Но тут в теплую и сухую, прекрасно обставленную кроватью и привинченным к стене столиком со свечой, камеру Петропавловской крепости пришел к бедному кающемуся грешнику добрый граф Орлов и передал от ЕГО ИМПЕРАТОРСКОГО ВЕЛИЧЕСТВА слово, которое потрясло бедного узника до глубины души и переворотило всё сердце его…
Глава 10
«Пишите, — сказал Бакунину граф Орлов, — пишите к ГОСУДАРЮ, как бы вы говорили с своим духовным отцом».
Так и получилась сия почти стостраничная исповедь.
Покаянными словами она была набита до отказа на всем своем протяжении.
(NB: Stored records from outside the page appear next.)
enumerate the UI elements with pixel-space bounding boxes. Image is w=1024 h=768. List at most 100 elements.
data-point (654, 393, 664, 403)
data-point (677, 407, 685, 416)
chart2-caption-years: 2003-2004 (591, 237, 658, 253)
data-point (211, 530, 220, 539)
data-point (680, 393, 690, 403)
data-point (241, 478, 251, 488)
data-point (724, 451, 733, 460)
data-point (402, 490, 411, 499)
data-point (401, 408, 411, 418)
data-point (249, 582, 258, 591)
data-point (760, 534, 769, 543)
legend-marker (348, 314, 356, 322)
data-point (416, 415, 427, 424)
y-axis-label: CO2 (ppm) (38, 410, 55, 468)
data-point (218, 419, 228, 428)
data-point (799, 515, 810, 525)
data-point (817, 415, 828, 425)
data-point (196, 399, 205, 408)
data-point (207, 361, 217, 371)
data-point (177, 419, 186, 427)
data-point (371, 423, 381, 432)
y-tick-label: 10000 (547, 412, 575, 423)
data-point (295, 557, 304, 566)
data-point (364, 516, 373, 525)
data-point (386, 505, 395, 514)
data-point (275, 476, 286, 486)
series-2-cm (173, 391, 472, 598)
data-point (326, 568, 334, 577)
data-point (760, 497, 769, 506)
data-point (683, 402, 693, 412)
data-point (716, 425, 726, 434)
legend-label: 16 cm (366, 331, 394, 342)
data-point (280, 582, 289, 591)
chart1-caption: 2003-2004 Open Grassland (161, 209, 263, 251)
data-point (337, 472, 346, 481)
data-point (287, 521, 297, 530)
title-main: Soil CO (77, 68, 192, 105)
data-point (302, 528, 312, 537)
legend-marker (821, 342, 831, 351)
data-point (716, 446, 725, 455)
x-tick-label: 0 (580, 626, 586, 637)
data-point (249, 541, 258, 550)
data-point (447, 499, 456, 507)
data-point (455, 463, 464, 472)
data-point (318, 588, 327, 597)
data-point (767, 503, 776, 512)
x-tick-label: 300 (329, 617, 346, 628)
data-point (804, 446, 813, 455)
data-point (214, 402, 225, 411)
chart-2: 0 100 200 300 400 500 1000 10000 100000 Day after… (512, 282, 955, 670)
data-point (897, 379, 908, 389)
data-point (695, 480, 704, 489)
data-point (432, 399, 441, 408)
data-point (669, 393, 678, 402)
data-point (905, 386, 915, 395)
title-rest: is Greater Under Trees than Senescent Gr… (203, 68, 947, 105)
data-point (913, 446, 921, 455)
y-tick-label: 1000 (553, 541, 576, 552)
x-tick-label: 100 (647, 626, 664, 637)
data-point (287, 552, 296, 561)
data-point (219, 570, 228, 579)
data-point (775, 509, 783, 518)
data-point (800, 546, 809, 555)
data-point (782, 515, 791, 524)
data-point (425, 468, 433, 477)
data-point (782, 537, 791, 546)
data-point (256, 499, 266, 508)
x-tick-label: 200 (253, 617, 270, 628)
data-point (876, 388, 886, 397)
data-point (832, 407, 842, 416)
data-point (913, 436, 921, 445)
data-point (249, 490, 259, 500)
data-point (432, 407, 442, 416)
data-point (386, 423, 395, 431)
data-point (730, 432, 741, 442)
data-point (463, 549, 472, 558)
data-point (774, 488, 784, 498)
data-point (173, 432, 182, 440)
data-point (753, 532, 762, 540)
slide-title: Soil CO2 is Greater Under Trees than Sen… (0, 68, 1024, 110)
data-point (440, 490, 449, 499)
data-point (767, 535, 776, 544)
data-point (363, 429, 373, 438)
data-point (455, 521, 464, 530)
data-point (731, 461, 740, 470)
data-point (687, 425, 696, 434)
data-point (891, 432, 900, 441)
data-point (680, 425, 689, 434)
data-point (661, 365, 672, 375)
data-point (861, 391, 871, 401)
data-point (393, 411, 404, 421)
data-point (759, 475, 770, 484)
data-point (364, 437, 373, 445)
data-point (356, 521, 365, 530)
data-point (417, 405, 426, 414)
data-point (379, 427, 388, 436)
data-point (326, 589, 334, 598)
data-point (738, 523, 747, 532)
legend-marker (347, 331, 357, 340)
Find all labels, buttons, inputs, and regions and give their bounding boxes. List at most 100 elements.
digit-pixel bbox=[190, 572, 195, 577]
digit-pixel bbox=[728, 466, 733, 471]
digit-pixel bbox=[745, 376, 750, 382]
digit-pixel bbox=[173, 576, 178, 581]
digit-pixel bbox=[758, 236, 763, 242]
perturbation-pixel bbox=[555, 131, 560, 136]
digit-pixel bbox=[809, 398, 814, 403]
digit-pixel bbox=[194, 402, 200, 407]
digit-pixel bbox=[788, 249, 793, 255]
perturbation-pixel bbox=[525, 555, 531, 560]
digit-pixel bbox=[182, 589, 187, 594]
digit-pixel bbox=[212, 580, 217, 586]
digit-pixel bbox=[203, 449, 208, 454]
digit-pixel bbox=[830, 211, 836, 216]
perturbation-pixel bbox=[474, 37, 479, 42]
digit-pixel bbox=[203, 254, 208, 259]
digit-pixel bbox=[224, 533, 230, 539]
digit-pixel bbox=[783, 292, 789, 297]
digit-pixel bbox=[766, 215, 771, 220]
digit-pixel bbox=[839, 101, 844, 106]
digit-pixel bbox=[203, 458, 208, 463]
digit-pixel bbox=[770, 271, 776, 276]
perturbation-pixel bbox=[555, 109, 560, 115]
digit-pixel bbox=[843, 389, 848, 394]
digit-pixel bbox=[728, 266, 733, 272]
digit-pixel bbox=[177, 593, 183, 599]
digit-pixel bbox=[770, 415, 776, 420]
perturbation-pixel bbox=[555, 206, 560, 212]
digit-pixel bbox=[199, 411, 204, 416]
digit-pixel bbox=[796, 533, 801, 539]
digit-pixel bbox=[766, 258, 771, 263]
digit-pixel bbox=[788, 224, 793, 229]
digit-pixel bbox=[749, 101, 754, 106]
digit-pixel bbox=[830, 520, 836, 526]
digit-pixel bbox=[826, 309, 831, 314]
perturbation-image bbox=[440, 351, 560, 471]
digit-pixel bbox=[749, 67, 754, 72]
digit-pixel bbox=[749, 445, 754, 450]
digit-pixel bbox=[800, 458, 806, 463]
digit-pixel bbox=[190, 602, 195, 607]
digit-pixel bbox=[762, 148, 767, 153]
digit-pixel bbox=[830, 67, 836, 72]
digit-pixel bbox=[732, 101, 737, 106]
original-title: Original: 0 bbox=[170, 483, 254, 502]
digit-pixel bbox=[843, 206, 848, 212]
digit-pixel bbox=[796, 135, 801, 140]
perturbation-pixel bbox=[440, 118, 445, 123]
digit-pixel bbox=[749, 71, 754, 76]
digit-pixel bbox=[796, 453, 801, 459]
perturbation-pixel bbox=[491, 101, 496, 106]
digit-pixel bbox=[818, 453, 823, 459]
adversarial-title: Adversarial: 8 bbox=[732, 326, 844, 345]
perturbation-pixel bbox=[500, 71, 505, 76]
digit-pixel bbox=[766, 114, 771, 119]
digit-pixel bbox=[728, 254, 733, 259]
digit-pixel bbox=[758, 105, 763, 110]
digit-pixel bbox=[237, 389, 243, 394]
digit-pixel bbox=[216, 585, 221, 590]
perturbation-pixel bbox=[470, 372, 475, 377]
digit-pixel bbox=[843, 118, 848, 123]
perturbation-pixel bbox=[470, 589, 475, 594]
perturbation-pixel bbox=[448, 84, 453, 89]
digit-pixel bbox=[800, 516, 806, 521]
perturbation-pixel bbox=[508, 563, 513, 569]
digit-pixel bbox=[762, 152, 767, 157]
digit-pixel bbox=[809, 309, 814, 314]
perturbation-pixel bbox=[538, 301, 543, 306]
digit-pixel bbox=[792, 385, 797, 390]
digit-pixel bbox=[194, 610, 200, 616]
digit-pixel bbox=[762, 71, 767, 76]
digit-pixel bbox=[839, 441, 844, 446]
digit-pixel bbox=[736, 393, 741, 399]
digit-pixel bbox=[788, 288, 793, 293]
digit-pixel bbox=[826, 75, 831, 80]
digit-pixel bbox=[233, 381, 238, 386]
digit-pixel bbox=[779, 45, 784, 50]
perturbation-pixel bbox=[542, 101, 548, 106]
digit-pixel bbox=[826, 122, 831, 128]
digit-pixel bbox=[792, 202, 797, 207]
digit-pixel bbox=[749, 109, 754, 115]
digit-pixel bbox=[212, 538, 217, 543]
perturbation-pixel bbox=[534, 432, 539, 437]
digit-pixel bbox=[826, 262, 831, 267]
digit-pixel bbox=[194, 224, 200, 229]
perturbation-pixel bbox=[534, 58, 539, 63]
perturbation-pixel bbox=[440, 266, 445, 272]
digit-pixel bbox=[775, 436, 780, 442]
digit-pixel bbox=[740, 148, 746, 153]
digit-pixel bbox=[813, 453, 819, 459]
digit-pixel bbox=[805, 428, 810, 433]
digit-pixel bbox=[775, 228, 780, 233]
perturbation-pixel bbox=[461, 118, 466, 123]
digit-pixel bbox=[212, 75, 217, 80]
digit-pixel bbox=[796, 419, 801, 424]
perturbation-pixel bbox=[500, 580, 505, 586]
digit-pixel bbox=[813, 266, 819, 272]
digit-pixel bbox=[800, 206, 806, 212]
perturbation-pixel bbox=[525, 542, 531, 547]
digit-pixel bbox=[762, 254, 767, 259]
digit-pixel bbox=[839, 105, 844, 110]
Не то, чтобы Саше хотелось плеваться. Он был далек от осуждения. Гауптвахту-то перенес не так чтобы легко, а пять суток гауптвахты — это более, чем лайтово по сравнению с одним днём в Алексеевском равелине.
«Молю Вас только о двух вещах, ГОСУДАРЬ! — писал Бакунин. — Во-первых, не сомневайтесь в истине слов моих: клянусь ВАМ, что никакая ложь, ниже тысячная часть лжи не вытечет из пера моего. А во-вторых молю Вас, ГОСУДАРЬ, не требуйте от меня, чтобы я Вам исповедовал чужие грехи».
Понятно! Значит, Третье Отделение идет, куда подальше. Называть имена кающийся грешник не собирался.
Дедушка тут же отреагировал, начертав карандашом на полях: « Этим уже уничтожает всякое доверие; ежели он чувствует всю тяжесть своих грехов, то одна чистая полная исповедь, а не условная, может почесться исповедью».
И Бакунин принялся за изложение автобиографии: артиллерийское училище, первая любовь, отставка, увлечение немецкой философией, отъезд за границу, Берлинский университет. Тут автор ввернул пассаж про жалких немецких профессоров и вообще жалких немцев, а Николай Павлович радостно отчеркнул это на полях, словно и не был на 99% немцем. Воистину, национальность — это не кровь!